そういうと、ドアが開き、美桜と手錠をしている凛怜が姿を現した。

凛怜は私達の姿を確認すると、自分は大丈夫だと言わんばかりの笑みで私達を見ている。

凛と怜は声を掛けようとしたが、この場ではそれが許されない事を理解して、そのまま押し黙る。

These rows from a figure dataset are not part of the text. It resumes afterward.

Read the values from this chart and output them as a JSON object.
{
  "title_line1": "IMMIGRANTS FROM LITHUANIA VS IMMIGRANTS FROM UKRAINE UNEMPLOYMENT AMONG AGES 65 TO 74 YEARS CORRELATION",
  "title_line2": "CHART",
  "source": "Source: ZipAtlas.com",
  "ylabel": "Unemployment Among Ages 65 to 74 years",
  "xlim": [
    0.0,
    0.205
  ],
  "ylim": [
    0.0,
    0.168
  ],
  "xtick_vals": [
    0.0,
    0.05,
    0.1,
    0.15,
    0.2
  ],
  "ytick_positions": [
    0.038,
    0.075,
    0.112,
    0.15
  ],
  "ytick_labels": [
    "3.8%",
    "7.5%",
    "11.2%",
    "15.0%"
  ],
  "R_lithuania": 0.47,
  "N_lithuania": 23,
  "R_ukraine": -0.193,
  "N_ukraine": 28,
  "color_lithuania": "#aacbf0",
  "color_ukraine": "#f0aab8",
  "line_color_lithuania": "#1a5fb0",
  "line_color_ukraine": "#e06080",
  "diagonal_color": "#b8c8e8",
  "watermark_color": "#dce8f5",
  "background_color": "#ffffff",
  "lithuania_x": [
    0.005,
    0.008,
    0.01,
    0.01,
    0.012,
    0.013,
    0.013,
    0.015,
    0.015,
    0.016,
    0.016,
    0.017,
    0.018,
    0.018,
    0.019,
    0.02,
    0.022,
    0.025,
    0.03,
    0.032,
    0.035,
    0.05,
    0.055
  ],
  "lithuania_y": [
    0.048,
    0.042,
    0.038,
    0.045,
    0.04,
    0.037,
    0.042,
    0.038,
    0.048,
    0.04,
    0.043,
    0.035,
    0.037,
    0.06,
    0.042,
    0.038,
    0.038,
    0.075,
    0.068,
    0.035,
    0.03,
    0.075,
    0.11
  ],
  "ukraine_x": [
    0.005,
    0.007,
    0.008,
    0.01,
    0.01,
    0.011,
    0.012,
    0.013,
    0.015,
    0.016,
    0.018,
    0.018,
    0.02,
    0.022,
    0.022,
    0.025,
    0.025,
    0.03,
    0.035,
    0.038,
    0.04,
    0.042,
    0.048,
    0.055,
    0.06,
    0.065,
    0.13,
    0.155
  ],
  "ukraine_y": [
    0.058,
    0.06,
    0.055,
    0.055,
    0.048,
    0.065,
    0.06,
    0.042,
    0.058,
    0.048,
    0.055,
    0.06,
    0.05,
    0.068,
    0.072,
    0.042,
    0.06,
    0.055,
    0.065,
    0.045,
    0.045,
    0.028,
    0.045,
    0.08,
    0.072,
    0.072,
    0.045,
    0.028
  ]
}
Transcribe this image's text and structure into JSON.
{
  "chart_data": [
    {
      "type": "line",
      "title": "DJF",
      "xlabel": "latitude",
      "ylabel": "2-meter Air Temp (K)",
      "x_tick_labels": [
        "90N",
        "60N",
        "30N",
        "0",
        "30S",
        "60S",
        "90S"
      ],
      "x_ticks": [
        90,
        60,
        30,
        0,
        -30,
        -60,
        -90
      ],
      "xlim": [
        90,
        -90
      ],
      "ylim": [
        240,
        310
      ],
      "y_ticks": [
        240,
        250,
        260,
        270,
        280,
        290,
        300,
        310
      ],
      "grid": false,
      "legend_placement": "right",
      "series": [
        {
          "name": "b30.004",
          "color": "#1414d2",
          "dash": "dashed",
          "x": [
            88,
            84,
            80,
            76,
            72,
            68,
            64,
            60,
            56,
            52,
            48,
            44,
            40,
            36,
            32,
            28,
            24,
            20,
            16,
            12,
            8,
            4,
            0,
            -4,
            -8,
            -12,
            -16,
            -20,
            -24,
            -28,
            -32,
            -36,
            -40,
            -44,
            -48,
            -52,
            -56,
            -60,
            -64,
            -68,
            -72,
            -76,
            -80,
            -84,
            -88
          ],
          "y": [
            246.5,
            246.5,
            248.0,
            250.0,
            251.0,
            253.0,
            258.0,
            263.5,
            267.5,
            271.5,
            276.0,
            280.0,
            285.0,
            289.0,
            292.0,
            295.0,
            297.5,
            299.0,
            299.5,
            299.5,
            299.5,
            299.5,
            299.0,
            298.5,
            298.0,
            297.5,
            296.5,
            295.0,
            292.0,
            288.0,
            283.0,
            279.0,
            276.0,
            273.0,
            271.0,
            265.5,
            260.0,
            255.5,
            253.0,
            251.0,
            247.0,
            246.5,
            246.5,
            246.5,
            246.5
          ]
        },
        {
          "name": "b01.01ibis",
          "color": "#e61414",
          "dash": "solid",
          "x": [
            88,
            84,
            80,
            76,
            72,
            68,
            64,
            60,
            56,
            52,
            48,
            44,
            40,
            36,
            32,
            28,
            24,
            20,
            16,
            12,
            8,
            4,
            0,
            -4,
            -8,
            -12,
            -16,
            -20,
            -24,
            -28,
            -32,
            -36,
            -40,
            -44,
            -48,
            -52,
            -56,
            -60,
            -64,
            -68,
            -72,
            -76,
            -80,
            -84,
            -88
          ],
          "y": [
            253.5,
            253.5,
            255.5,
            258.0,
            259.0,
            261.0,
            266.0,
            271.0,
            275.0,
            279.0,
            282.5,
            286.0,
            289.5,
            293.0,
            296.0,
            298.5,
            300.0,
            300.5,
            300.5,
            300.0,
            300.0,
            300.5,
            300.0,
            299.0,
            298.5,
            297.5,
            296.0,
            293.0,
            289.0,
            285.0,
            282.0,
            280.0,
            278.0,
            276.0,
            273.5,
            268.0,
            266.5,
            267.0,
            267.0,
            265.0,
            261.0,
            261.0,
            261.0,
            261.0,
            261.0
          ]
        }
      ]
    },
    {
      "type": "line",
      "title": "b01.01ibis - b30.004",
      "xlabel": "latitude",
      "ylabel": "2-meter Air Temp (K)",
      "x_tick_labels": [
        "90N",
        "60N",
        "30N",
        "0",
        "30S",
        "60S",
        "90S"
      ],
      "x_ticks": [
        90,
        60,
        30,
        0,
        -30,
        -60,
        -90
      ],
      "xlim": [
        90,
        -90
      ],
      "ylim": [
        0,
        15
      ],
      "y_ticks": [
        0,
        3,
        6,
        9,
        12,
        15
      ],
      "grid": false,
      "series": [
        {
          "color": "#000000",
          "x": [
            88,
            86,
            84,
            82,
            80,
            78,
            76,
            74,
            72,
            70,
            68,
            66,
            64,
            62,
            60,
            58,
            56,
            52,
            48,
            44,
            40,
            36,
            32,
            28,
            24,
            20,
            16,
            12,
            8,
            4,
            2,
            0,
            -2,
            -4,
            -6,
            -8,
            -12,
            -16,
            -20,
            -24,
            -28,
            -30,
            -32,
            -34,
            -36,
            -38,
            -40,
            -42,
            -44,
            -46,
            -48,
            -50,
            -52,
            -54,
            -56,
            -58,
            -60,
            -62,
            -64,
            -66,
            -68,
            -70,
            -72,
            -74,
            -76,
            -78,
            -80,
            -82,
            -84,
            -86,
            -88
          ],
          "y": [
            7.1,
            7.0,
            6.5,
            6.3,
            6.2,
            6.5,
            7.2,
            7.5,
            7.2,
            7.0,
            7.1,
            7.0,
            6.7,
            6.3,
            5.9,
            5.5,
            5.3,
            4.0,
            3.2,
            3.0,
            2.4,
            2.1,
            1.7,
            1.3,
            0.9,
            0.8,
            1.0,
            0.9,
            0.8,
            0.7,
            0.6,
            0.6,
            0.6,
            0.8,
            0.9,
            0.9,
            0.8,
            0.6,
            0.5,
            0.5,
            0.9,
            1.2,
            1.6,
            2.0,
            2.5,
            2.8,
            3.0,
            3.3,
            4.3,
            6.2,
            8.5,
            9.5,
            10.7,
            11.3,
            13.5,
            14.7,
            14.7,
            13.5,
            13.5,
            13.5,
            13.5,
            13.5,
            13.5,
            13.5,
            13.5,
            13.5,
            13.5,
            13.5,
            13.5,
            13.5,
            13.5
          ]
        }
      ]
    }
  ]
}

正直、私も飛び出したい気持ちでいっぱいだけど、耐えている。

それは瑠衣と愛凛も同様だろう。

だけど、一応無事だったようなので、安堵する。


美桜「ドン・クローバをお連れ致しました。副長官殿、私もこの場に参加してもよろしいですか?」

副長官「うむ、許可する。」

美桜「ありがとうございます。」


セグ「…それでは全員が揃った所で始めさせて頂きます。

特別監査人として、ここの判断を致します、セグレット=ニコールと申します。顔見知りも何人かいらっしゃいますが、どうぞよろしくお願い致します。」


瑠衣「待って、あなたは副長官殿ですよね?ここの長官殿はどこにいるのでしょうか?」

もっともなことを口にする瑠衣。

副長官「今日は長官殿が忙しくてね、私が代わりに出ているのだよ、お許し願いたい。」

それに対して、悪気も出さず、そう平然と答える男に不快感が増す。

瑠衣「…そうですか、まぁいいでしょう。すみません、話を進めてください。」


セグ「かしこまりました。では、話し合いを始めます。」


こうして、私達の凛怜を救うための話し合いが始まったのだった…。